Here are the cracked resistors

https://imgur.com/a/kv2rqAS

Here is the bottom of the board they came out of with damaged areas circled

https://imgur.com/a/DDuznXC

This is where all those pins were desoldered to release the board

https://imgur.com/a/IxcoaLr

I’ve purchases a charger from a 2013, I’m going to need some advice on installing it, I will post that in my other thread
 
He circled the diodes because the area was darkened and he assumed they were damaged.

Bottom

https://imgur.com/a/OyxxED3

Top

https://imgur.com/a/3npx9Ne

And here’s s comparison of the solder pad strips. His only comment on those was how much work it was removing the board.

https://imgur.com/a/C1QELw2

https://imgur.com/a/DVC6rg4
 
So its been a month and my new OBC is working well however I have tried two different fast chargers in the last week and neither would charge my car.

The error code I get from the unit is DTC 25003. I assume this is a trouble code. Can anyone translate it into english?

A little more info.

I have successfully used both these chargers dozens of times.
I know they are working because there were cars charging when I arrived.
when my OBC was not working but still in the car I was hopping between these for a week to keep my car going.
I have not successfully fast charged my car since the new OBC was put in.

I'm hoping this in something simple and not another adventure into the bowels of my car.

thanks
 
1pk said:
I know they are working because there were cars charging when I arrived.
when my OBC was not working but still in the car I was hopping between these for a week to keep my car going.
I have not successfully fast charged my car since the new OBC was put in.
Wow. That sounds like there might be some sort of compatibility issue with other computers, perhaps.

When you say "fast charrgers", do you mean higher powered AC chargers (so you get the full ~3.3 kW through your internal charrger), or a DC fast charger through the CHAdeMO port?

If it's DC fast charging, you might have disturbed or forgotten to restore some part needed only for external DC charging.

I'm hoping this is something simple and not another adventure into the bowels of my car.
Aw, where's your sense of adventure, man? ;)
 
1pk said:
..
The error code I get from the unit is DTC 25003. I assume this is a trouble code.
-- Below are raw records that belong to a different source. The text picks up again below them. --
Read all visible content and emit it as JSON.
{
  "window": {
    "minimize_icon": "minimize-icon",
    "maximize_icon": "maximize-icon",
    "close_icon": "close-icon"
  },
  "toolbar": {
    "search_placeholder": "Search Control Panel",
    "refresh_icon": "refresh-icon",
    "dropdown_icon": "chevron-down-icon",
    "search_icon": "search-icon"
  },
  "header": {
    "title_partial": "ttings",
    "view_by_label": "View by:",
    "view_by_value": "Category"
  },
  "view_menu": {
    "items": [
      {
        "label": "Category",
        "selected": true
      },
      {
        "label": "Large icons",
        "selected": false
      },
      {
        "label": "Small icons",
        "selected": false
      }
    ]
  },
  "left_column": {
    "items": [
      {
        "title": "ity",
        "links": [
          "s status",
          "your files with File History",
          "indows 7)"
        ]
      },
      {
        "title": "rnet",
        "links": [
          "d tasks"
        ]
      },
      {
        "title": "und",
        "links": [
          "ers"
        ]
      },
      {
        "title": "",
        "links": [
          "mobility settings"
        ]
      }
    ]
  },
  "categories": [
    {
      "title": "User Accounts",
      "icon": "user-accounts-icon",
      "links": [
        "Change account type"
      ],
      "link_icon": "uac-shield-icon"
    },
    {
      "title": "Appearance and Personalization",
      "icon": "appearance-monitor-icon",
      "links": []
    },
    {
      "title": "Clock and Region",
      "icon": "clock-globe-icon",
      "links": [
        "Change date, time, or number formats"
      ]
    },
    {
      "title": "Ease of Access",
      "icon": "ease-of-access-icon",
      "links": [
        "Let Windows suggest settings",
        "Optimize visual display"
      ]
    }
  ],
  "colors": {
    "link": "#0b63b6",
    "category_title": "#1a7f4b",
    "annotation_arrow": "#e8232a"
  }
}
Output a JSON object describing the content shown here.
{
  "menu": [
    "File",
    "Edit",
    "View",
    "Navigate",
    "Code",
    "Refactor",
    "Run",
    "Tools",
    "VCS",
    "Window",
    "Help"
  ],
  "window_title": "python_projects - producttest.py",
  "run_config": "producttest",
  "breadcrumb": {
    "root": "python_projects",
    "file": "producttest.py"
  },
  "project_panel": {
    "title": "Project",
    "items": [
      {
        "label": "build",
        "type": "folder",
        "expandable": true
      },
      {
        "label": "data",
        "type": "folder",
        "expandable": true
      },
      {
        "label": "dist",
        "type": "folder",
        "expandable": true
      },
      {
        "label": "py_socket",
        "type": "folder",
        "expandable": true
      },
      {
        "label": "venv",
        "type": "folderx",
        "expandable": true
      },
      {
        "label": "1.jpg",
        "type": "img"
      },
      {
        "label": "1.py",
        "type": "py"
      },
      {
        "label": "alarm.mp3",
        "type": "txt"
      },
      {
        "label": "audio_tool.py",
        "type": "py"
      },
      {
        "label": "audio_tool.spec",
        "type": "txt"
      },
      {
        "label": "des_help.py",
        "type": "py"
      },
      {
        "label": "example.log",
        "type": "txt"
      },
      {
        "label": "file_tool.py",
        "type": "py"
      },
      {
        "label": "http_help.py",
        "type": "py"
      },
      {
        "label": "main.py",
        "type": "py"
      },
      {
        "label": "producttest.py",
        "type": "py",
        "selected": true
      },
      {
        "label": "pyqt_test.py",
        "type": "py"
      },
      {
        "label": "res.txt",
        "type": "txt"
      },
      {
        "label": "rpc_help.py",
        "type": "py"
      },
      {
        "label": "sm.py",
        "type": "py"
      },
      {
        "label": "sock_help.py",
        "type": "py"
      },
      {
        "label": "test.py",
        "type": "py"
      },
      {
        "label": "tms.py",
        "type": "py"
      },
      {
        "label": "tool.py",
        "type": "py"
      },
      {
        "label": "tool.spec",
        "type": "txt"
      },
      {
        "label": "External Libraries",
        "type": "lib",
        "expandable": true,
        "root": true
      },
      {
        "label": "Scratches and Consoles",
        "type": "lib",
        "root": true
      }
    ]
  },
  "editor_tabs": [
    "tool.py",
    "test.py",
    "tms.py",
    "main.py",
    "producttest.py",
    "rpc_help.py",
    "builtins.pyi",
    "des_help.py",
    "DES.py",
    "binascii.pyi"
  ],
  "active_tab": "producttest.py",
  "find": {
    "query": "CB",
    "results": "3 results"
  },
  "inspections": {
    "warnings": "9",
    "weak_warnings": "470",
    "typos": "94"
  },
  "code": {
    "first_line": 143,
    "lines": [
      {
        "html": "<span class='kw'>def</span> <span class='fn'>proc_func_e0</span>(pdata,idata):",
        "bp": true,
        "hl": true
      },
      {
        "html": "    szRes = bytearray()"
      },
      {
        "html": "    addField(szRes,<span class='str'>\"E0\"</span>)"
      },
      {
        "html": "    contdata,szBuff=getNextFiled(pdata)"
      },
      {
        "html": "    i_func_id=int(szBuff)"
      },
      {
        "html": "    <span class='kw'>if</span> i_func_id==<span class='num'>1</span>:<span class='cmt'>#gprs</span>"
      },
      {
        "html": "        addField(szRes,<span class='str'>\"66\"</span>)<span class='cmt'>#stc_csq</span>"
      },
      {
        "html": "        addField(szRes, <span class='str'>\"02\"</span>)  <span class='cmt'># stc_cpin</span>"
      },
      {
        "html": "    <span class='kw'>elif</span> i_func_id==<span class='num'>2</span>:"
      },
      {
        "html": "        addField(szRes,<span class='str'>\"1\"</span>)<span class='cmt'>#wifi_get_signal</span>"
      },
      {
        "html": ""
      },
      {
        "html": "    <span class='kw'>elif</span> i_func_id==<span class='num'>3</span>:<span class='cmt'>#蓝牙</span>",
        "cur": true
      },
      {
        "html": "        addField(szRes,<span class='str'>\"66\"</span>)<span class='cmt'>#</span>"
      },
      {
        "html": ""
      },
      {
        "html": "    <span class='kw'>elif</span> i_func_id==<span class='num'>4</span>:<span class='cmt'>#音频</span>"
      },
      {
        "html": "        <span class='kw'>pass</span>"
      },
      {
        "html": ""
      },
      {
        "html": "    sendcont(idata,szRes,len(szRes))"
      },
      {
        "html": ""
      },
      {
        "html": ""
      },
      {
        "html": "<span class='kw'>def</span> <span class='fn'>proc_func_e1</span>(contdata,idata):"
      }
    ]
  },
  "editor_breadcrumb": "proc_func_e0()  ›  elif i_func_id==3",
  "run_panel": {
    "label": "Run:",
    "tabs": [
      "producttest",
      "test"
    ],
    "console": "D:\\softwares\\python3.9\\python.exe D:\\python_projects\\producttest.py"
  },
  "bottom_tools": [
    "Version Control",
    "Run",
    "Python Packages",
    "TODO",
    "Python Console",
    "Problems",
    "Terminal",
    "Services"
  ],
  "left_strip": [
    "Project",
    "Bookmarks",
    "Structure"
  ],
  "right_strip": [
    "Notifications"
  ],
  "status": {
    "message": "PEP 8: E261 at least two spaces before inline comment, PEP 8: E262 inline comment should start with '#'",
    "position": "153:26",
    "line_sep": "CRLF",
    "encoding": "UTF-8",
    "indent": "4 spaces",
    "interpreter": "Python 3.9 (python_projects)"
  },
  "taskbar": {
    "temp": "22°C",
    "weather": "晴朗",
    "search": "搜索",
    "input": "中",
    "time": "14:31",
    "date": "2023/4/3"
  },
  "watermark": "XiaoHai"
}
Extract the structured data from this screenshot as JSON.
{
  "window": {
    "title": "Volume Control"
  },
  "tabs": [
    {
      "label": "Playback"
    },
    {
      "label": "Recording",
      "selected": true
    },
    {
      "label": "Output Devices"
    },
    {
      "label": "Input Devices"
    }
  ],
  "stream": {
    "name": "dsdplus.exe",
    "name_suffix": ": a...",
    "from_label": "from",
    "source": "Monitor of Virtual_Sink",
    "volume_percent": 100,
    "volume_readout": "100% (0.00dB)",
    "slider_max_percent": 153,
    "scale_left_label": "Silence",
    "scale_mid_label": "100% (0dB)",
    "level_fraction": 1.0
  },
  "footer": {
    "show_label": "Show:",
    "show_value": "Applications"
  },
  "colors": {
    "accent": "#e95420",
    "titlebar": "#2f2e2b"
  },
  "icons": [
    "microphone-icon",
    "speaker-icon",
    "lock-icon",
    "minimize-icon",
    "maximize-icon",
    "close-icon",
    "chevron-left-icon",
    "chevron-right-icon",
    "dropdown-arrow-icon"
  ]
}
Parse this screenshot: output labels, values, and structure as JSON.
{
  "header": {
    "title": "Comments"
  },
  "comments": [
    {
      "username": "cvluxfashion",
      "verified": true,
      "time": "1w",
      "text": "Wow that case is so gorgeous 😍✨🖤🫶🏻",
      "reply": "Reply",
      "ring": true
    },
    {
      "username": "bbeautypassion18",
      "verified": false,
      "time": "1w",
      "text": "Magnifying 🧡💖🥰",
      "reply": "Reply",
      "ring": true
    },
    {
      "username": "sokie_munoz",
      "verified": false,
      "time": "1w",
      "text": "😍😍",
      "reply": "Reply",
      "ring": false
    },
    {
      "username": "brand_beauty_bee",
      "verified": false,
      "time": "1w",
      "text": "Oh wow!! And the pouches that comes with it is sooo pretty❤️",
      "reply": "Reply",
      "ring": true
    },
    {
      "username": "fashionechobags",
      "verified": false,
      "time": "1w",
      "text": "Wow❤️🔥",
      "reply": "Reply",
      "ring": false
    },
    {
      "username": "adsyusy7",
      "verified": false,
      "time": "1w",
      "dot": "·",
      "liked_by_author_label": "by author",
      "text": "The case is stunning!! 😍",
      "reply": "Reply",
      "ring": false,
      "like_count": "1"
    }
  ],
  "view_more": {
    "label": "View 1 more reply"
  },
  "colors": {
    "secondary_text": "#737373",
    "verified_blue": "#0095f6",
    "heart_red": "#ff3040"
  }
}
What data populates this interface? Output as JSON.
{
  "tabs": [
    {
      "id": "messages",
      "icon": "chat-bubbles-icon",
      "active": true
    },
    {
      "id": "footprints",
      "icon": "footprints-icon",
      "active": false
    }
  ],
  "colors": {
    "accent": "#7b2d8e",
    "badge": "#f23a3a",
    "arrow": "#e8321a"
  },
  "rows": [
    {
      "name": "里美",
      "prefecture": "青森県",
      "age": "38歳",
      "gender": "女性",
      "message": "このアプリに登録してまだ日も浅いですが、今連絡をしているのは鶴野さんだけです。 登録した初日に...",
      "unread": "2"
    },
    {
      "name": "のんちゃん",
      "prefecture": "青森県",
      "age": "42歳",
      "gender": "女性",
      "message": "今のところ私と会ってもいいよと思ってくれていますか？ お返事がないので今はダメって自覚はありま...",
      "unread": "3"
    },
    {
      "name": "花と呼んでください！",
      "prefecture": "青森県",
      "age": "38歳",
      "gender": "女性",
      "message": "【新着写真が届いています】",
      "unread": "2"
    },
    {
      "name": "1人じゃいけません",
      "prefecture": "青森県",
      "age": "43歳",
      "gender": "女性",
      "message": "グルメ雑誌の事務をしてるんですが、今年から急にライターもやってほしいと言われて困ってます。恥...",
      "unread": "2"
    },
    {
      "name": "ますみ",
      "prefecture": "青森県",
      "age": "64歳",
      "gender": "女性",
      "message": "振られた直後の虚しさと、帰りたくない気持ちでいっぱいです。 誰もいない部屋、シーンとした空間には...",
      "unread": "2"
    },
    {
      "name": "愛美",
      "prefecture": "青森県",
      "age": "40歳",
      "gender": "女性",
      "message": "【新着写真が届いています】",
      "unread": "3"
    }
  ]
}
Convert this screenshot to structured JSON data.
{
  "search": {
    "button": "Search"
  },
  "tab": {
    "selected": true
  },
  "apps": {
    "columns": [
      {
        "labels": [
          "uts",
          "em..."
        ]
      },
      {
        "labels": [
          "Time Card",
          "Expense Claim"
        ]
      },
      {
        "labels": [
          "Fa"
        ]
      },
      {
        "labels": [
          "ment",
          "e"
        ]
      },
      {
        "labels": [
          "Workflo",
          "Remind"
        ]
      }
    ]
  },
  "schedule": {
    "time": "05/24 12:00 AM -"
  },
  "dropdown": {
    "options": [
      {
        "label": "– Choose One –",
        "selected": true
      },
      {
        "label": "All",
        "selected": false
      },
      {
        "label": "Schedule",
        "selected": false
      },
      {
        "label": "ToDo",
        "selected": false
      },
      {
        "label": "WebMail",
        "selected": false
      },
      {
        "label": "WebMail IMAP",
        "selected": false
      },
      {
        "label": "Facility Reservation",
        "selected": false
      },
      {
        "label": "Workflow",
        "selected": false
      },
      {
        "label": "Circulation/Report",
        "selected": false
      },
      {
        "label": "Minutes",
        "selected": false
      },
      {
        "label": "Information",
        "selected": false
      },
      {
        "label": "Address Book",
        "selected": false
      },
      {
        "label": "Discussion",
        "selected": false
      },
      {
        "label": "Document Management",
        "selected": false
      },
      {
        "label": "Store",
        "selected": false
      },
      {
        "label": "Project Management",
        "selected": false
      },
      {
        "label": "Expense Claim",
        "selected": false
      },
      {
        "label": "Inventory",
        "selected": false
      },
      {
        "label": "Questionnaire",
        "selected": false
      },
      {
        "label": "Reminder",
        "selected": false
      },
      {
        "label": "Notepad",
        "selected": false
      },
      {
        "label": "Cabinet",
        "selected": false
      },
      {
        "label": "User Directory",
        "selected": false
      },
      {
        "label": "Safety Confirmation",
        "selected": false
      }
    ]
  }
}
Can anyone translate it into english?

That does't appear to be a DTC code, where did you get that number? DTCs have a letter prefix such as P1A14
 
Coulomb, Chademo level 3 charging is what is not working.

Kiev, that code comes from the fast charger display. I believe it’s made by ABB but I’ll check later. It also states that the session was ended by my car.
 
1pk said:
So its been a month and my new OBC is working well however I have tried two different fast chargers in the last week and neither would charge my car.
...
I have not successfully fast charged my car since the new OBC was put in.
I happened across this discussion about a Nissan Leaf charrger today:

http://www.mynissanleaf.com/viewtopic.php?f=30&t=23491&start=40#p511787

The poster seems to say that the on-board charrger is used to do the protocol handshaking with the CHAdeMO charrger. The Nissan Leafs also use a Nichicon charrger, though with some differences, as you can see in a nearby photo. [ Edit: this can't be true for iMiEVs at least; see next post on following page. ]

I thought that it would be the Battery Monitoring ECU that would talk to the CHAdeMO CAN bus. But maybe it's something that the on-board charrger at least mediates, and your 2013 replacement charrger somehow doesn't have the right firmware. Or maybe this is a VIN locking issue, that somehow doesn't show up for ordinary on-board charging. VIN locking for CHAdeMO only does seem unlikely.

Has anyone else with a replaced charrger been able to do a CHAdeMO charge?